I am trying to understand a methodology for solving implicit non-linear equations with complex variables. I would like to solve for z1 below where z2 is known. Also both z1 and z2 are complex variables.
$$ {z_1} = \frac{1}{{1 - 2{z_1}{z_2}}} + \frac{{{z_2}}}{{1 - 2{z_1}}} $$
I have the following questions
Can I discretize real and imaginary parts of z1 and solve for them separately and them combine them ? Is there a justification that it will work ?
How do I input such implicit equations into software such as R/matlab
- What do I do if I have constraints on real or imaginary parts ? Such as Imaginary portion is always positive
What you have is a two variable polynomial. In the one variable case, the solutions to a complex polynomial are zeros in $\mathbb{C}$, but in the two dimensional case they are curves in $\mathbb{C}\times\mathbb{C}$.
To visualize these curves one typically images a grid placed on $\mathbb{C}$ and imagines how the grid is deformed as you replace values of $z_1$ with points from the grid; the deformed structure is placed in the second $\mathbb{C}$.
For example, pick the unit disc. Now imagine that every point of $z_1$ was replaced with a point on the unit disc. What kind of shape would be found as you solved for the roots of $z_2$ for each of the points of $z_1$? This would give us a visualization of what this solution looks like. What does it do to this unit circle?

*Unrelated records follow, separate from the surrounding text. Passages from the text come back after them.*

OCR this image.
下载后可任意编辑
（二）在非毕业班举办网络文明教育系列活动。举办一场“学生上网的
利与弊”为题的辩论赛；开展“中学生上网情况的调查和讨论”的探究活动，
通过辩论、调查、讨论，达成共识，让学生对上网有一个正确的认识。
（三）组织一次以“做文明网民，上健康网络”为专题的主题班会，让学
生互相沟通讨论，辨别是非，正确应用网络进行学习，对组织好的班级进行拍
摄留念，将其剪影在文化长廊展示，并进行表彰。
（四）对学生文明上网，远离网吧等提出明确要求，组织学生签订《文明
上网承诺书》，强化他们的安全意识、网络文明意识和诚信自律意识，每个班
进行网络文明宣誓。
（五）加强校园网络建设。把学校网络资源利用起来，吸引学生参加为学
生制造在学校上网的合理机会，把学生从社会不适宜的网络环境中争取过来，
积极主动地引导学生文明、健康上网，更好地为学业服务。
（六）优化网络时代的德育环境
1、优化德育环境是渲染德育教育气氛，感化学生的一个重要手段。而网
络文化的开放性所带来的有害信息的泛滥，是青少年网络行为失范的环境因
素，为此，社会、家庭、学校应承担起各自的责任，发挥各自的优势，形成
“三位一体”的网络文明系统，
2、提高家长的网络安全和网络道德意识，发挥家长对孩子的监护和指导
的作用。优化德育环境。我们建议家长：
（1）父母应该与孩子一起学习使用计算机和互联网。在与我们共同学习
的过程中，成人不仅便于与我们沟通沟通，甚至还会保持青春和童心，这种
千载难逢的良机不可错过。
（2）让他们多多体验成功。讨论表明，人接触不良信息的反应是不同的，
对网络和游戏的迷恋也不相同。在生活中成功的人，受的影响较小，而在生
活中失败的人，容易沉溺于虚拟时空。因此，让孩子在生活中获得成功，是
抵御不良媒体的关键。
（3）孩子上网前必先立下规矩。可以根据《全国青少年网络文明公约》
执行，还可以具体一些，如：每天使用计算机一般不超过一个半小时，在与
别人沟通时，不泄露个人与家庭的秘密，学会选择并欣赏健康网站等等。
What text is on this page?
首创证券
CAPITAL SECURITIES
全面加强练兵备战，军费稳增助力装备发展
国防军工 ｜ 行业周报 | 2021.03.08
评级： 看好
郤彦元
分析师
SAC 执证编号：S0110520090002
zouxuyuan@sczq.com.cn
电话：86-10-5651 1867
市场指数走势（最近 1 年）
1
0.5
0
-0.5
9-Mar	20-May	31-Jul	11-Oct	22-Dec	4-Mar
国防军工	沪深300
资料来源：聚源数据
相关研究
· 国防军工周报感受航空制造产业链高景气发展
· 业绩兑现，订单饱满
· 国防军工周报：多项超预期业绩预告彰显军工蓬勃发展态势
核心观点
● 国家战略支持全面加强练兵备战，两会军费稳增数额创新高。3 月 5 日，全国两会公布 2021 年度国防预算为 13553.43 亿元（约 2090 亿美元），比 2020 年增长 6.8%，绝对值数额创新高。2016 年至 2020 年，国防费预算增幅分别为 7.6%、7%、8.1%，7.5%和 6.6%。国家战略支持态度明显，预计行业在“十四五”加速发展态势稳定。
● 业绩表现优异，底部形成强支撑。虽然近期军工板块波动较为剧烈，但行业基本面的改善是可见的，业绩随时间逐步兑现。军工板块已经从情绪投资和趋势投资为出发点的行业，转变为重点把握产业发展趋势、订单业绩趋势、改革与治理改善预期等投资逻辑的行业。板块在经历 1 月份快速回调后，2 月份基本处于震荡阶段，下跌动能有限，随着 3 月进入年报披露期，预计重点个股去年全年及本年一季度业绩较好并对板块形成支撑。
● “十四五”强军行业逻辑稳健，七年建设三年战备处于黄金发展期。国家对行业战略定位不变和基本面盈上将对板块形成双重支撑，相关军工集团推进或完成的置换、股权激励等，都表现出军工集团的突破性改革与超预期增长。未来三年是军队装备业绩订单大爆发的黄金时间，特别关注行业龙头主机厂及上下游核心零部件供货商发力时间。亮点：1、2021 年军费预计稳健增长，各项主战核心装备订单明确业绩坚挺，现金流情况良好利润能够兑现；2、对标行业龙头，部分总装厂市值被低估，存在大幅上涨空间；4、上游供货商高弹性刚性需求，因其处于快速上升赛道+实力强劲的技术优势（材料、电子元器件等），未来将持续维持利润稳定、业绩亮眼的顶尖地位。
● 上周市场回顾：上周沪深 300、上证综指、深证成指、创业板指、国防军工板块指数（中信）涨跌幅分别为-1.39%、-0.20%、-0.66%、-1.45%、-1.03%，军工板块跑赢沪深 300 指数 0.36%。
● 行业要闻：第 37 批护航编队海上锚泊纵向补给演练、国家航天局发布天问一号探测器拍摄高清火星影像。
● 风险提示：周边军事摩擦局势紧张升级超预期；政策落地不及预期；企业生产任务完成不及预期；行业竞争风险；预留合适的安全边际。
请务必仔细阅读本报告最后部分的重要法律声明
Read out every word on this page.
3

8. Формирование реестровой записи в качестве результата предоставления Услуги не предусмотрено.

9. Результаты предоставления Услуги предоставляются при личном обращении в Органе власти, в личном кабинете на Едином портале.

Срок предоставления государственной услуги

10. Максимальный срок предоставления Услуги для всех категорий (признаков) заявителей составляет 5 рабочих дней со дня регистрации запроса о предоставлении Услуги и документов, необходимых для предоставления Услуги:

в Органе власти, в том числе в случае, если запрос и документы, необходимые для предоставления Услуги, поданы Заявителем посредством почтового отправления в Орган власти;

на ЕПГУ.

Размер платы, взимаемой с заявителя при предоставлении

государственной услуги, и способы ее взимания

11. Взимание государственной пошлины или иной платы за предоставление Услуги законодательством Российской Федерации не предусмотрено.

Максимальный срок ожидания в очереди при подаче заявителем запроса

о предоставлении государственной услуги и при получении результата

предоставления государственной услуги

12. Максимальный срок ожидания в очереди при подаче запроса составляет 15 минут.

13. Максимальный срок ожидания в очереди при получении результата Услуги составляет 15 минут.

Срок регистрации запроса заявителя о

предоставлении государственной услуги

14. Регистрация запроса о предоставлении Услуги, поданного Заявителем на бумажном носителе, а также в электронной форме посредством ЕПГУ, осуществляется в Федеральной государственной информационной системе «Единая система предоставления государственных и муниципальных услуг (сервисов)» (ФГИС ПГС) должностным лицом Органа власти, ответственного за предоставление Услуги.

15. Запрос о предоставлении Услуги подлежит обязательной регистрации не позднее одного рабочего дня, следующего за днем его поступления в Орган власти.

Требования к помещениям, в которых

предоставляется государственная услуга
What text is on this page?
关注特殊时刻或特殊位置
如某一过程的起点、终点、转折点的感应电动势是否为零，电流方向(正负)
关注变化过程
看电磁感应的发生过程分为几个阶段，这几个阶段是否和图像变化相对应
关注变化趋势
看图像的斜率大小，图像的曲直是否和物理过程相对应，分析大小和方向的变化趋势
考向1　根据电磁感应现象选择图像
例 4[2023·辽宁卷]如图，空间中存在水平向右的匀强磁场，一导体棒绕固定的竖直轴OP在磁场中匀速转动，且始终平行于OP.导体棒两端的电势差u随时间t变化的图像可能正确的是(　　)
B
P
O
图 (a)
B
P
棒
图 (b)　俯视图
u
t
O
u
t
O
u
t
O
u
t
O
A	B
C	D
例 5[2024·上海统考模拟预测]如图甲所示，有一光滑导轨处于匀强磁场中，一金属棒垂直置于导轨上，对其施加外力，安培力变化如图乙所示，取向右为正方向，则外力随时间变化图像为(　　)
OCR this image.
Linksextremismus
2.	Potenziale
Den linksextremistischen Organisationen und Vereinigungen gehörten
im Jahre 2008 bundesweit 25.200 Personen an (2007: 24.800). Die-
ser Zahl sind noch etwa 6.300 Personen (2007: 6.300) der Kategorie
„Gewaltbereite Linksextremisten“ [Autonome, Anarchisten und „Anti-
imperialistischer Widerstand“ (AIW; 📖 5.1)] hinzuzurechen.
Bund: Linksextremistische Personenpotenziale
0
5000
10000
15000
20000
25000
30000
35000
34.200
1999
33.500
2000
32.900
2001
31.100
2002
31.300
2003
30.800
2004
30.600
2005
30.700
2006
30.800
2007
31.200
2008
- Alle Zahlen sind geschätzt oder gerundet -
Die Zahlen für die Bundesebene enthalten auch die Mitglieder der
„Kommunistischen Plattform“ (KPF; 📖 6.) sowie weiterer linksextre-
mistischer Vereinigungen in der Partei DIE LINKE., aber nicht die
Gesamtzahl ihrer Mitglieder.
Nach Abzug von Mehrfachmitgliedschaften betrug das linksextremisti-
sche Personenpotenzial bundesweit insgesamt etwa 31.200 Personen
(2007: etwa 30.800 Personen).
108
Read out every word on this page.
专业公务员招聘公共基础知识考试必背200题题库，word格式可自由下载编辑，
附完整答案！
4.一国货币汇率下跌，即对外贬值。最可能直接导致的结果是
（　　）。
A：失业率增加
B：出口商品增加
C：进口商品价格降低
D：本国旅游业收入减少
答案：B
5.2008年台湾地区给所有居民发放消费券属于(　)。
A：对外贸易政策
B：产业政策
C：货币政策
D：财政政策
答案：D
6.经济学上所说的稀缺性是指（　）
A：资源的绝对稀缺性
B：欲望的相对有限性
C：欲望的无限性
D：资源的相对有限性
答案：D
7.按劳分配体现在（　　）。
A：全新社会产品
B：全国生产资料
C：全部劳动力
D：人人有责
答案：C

Of course it doesn't stop there, litterally every possible path in $\mathbb{C}$ could be asked the same question...how does it get deformed by the equation for the second variable? Every circle, line, curve, etc. The combination of ALL paths and how they trace in the second plane is the "solution to the two variable equation".
We as 3D humans can only visualize pieces of this.